The ratio of imported solar remains obstinately high for India, and the government is highly concerned about the progress in the local industry chain; thus, it decided to implement heavy duty to provide assistance for the local industry. The Government of India recently announced that the highest duty for imported solar panels will be 40% starting from April 2022, and the particular motion has already been approved by the Ministry of Finance.

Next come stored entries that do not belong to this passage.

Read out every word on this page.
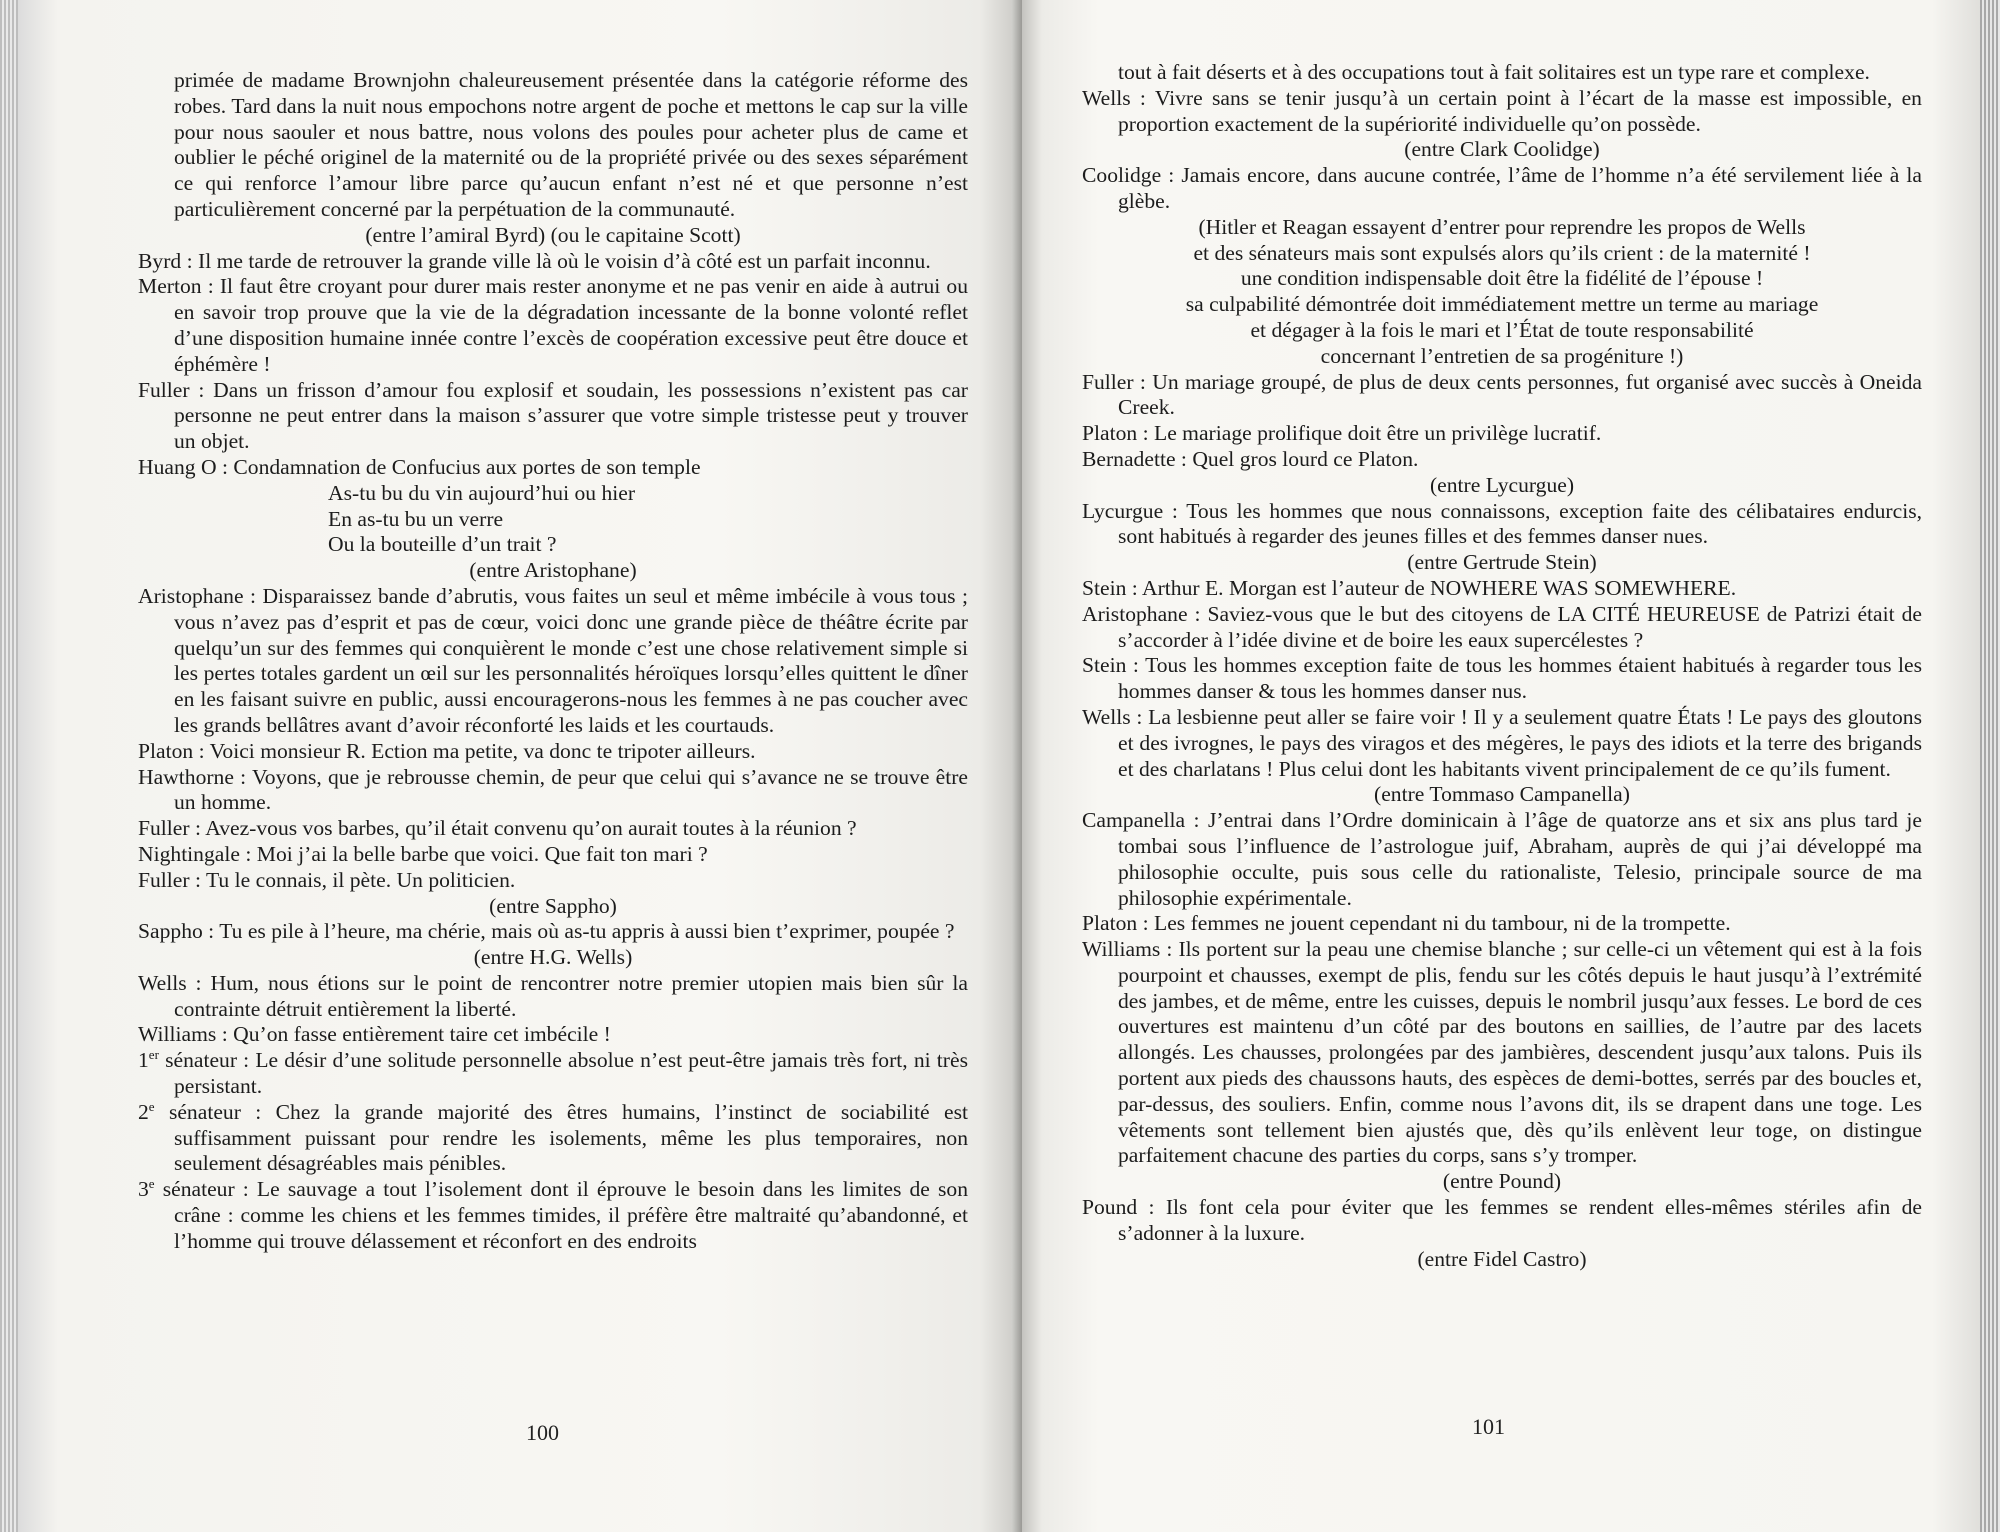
primée de madame Brownjohn chaleureusement présentée dans la catégorie réforme des robes. Tard dans la nuit nous empochons notre argent de poche et mettons le cap sur la ville pour nous saouler et nous battre, nous volons des poules pour acheter plus de came et oublier le péché originel de la maternité ou de la propriété privée ou des sexes séparément ce qui renforce l’amour libre parce qu’aucun enfant n’est né et que personne n’est particulièrement concerné par la perpétuation de la communauté.

(entre l’amiral Byrd) (ou le capitaine Scott)

Byrd : Il me tarde de retrouver la grande ville là où le voisin d’à côté est un parfait inconnu.

Merton : Il faut être croyant pour durer mais rester anonyme et ne pas venir en aide à autrui ou en savoir trop prouve que la vie de la dégradation incessante de la bonne volonté reflet d’une disposition humaine innée contre l’excès de coopération excessive peut être douce et éphémère !

Fuller : Dans un frisson d’amour fou explosif et soudain, les possessions n’existent pas car personne ne peut entrer dans la maison s’assurer que votre simple tristesse peut y trouver un objet.

Huang O : Condamnation de Confucius aux portes de son temple

As-tu bu du vin aujourd’hui ou hier

En as-tu bu un verre

Ou la bouteille d’un trait ?

(entre Aristophane)

Aristophane : Disparaissez bande d’abrutis, vous faites un seul et même imbécile à vous tous ; vous n’avez pas d’esprit et pas de cœur, voici donc une grande pièce de théâtre écrite par quelqu’un sur des femmes qui conquièrent le monde c’est une chose relativement simple si les pertes totales gardent un œil sur les personnalités héroïques lorsqu’elles quittent le dîner en les faisant suivre en public, aussi encouragerons-nous les femmes à ne pas coucher avec les grands bellâtres avant d’avoir réconforté les laids et les courtauds.

Platon : Voici monsieur R. Ection ma petite, va donc te tripoter ailleurs.

Hawthorne : Voyons, que je rebrousse chemin, de peur que celui qui s’avance ne se trouve être un homme.

Fuller : Avez-vous vos barbes, qu’il était convenu qu’on aurait toutes à la réunion ?

Nightingale : Moi j’ai la belle barbe que voici. Que fait ton mari ?

Fuller : Tu le connais, il pète. Un politicien.

(entre Sappho)

Sappho : Tu es pile à l’heure, ma chérie, mais où as-tu appris à aussi bien t’exprimer, poupée ?

(entre H.G. Wells)

Wells : Hum, nous étions sur le point de rencontrer notre premier utopien mais bien sûr la contrainte détruit entièrement la liberté.

Williams : Qu’on fasse entièrement taire cet imbécile !

1er sénateur : Le désir d’une solitude personnelle absolue n’est peut-être jamais très fort, ni très persistant.

2e sénateur : Chez la grande majorité des êtres humains, l’instinct de sociabilité est suffisamment puissant pour rendre les isolements, même les plus temporaires, non seulement désagréables mais pénibles.

3e sénateur : Le sauvage a tout l’isolement dont il éprouve le besoin dans les limites de son crâne : comme les chiens et les femmes timides, il préfère être maltraité qu’abandonné, et l’homme qui trouve délassement et réconfort en des endroits

100

tout à fait déserts et à des occupations tout à fait solitaires est un type rare et complexe.

Wells : Vivre sans se tenir jusqu’à un certain point à l’écart de la masse est impossible, en proportion exactement de la supériorité individuelle qu’on possède.

(entre Clark Coolidge)

Coolidge : Jamais encore, dans aucune contrée, l’âme de l’homme n’a été servilement liée à la glèbe.

(Hitler et Reagan essayent d’entrer pour reprendre les propos de Wells

et des sénateurs mais sont expulsés alors qu’ils crient : de la maternité !

une condition indispensable doit être la fidélité de l’épouse !

sa culpabilité démontrée doit immédiatement mettre un terme au mariage

et dégager à la fois le mari et l’État de toute responsabilité

concernant l’entretien de sa progéniture !)

Fuller : Un mariage groupé, de plus de deux cents personnes, fut organisé avec succès à Oneida Creek.

Platon : Le mariage prolifique doit être un privilège lucratif.

Bernadette : Quel gros lourd ce Platon.

(entre Lycurgue)

Lycurgue : Tous les hommes que nous connaissons, exception faite des célibataires endurcis, sont habitués à regarder des jeunes filles et des femmes danser nues.

(entre Gertrude Stein)

Stein : Arthur E. Morgan est l’auteur de NOWHERE WAS SOMEWHERE.

Aristophane : Saviez-vous que le but des citoyens de LA CITÉ HEUREUSE de Patrizi était de s’accorder à l’idée divine et de boire les eaux supercélestes ?

Stein : Tous les hommes exception faite de tous les hommes étaient habitués à regarder tous les hommes danser & tous les hommes danser nus.

Wells : La lesbienne peut aller se faire voir ! Il y a seulement quatre États ! Le pays des gloutons et des ivrognes, le pays des viragos et des mégères, le pays des idiots et la terre des brigands et des charlatans ! Plus celui dont les habitants vivent principalement de ce qu’ils fument.

(entre Tommaso Campanella)

Campanella : J’entrai dans l’Ordre dominicain à l’âge de quatorze ans et six ans plus tard je tombai sous l’influence de l’astrologue juif, Abraham, auprès de qui j’ai développé ma philosophie occulte, puis sous celle du rationaliste, Telesio, principale source de ma philosophie expérimentale.

Platon : Les femmes ne jouent cependant ni du tambour, ni de la trompette.

Williams : Ils portent sur la peau une chemise blanche ; sur celle-ci un vêtement qui est à la fois pourpoint et chausses, exempt de plis, fendu sur les côtés depuis le haut jusqu’à l’extrémité des jambes, et de même, entre les cuisses, depuis le nombril jusqu’aux fesses. Le bord de ces ouvertures est maintenu d’un côté par des boutons en saillies, de l’autre par des lacets allongés. Les chausses, prolongées par des jambières, descendent jusqu’aux talons. Puis ils portent aux pieds des chaussons hauts, des espèces de demi-bottes, serrés par des boucles et, par-dessus, des souliers. Enfin, comme nous l’avons dit, ils se drapent dans une toge. Les vêtements sont tellement bien ajustés que, dès qu’ils enlèvent leur toge, on distingue parfaitement chacune des parties du corps, sans s’y tromper.

(entre Pound)

Pound : Ils font cela pour éviter que les femmes se rendent elles-mêmes stériles afin de s’adonner à la luxure.

(entre Fidel Castro)

101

As the third largest country in the emission of greenhouse gas in the world, India is heavily dependent on coal-fired power generation, which occupies more than 80%, though the country is also adhering to an ambitious green energy target, and claims to increase the installed capacity of renewable energy to 500GW by 2030 that equals an elevation to 40%. Having marched towards the path of energy transformation, the analysis of IEA pointed out that India had a higher level of investment in solar over all fossil fuels during 2018, where green electricity is no longer exorbitant through extensive solar bid auctions, and the country had installed 89GW of renewable energy in 2019 while currently striving for the 175GW target of 2022.
Localization of related industries has also become the center of focus in order to achieve the ambitious targets and establish a sustainable industry environment. India currently has 80% of solar equipment from China, and the result from imposing the safeguard duty on solar cells and modules imported from China, Malaysia, Vietnam, and Thailand since July 30th 2018 has been unsatisfactory. The safeguard duty had also expired at the end of July 2020.
The Government of India had decided to extend the safeguard duty for another year after considering the solar industry status of the country by imposing 14.9% of safeguard duty between July 30th 2020 and January 28th 2021, and the figure will reduce to 14.5% after July 29th. The duty for 2022 has also been finalized amidst the debate.
The Ministry of New and Renewable Energy (MNRE) pointed out in its official announcement that all imported solar panels will come with a 40% duty starting from April 2022, while solar cells will come with a 25% duty. The particular motion has been approved by the Ministry of Finance, and a customs notice will be published afterwards. By adhering to the grandfather clause, tenders that have completed are exempted from the duty.
Although duty polity is able to propel the progress of research, development, and deployment, as well as expedite on the goal of “Made in India”, and expand on technology of green electricity such as local solar equipment, lithium batteries, and electric vehicle charging stations, it is still uncertain if it will help with the targets of energy policy.
Pinaki Bhattacharyya, MD and CEO of Amp Energy India, commented that the duty will increase the cost for solar manufacturers and developers, followed by a surge in the cost of energy, thus decelerating the 175GW target for 2022.
Furthermore, the COVID-19 pandemic had drastically depleted the installed capacity of solar for India during 2020. According to the data of Mercom India, 2020 saw a mere 3,239MW of installed solar capacity, which was a YoY reduction of 56%.